Both immunosuppressive formulations confirm the safety profile as well as for side effects. Evaluating the adverse events that may be relative to immunosuppressive therapy as the appearance of neurological disorders, hypertension, diabetes and cmv and polyoma virus post-transplant infections, these were comparable in the two groups. This result agree with published data [15].
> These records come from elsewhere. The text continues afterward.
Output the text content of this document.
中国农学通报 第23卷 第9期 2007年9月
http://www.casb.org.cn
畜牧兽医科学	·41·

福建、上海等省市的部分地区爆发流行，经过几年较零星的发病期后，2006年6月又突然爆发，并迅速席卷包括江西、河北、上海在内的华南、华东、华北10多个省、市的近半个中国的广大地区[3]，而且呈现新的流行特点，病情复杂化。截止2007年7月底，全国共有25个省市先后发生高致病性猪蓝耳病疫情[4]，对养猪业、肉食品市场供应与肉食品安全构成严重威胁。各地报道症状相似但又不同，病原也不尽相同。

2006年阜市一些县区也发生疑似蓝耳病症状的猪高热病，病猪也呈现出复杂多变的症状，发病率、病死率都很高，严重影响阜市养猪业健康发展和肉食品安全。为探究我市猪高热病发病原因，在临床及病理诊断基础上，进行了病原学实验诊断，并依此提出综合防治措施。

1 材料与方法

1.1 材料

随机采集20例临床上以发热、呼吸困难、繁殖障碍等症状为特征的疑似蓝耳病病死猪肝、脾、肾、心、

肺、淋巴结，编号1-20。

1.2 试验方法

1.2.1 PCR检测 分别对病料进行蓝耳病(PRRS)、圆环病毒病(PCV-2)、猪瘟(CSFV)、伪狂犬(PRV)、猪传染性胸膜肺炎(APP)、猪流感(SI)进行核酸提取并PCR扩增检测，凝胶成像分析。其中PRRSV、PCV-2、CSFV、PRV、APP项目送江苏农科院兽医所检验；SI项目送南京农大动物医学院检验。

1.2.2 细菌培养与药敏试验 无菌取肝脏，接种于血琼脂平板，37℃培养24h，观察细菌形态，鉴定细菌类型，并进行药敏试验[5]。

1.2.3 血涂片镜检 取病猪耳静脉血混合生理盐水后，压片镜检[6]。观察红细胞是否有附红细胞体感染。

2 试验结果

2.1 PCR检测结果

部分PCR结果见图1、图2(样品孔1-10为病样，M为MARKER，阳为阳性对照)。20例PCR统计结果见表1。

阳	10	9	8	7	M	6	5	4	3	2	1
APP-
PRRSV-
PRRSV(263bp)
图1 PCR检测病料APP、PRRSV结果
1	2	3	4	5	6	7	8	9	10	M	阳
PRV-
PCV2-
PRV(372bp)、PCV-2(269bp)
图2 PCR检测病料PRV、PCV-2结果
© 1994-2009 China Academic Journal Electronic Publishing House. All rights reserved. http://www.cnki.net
Notoriously lipid metabolism may be altered in patients who are receiving immunosuppressive therapy [16]. CNI are among the immunosuppressive drugs that can cause this type of metabolic disorder. Some studies in literature show a lower incidence of hypercholesterolemia in tacrolimus treated patients compared with cyclosporine [17]. While for cyclosporine the correlation between lipid blood level and the drug blood level appears demonstrated, there are uncertain correlations between the tacrolimus blood levels and lipid metabolism. Other study that investigated the conversion from once daily to twice daily tacrolimus formulations didn’t sowed a difference did not show a significant difference in terms of lipid profile after transplantation between the two regimens [18,19]. Otherwise showed a lower impact of once-daily formulation on carbohydrate metabolism [19]. In our study interestingly there are the lower levels of total cholesterol and triglycerides and the higher levels of HDL cholesterol in advagraf group. Although the pathogenic mechanism that may explain this finding remains to be clarified, also in this case the result does not seem to be in this case related to the drug blood level which as above mentioned are initially higher for once daily administration, although not significantly. This finding, that deserves further study and needs confirmation in randomized controlled trials that evaluate also the basal cholesterol, could be of crucial importance in the context of patients who have a notoriously high cardiovascular risk profile [20]. We therefore believe that Advagraf represents a valid therapeutic regimen in immunosuppressive therapy for kidney transplantation in combination with steroids, mycophenolate mofetil and anti-CD 25 monoclonal antibodies.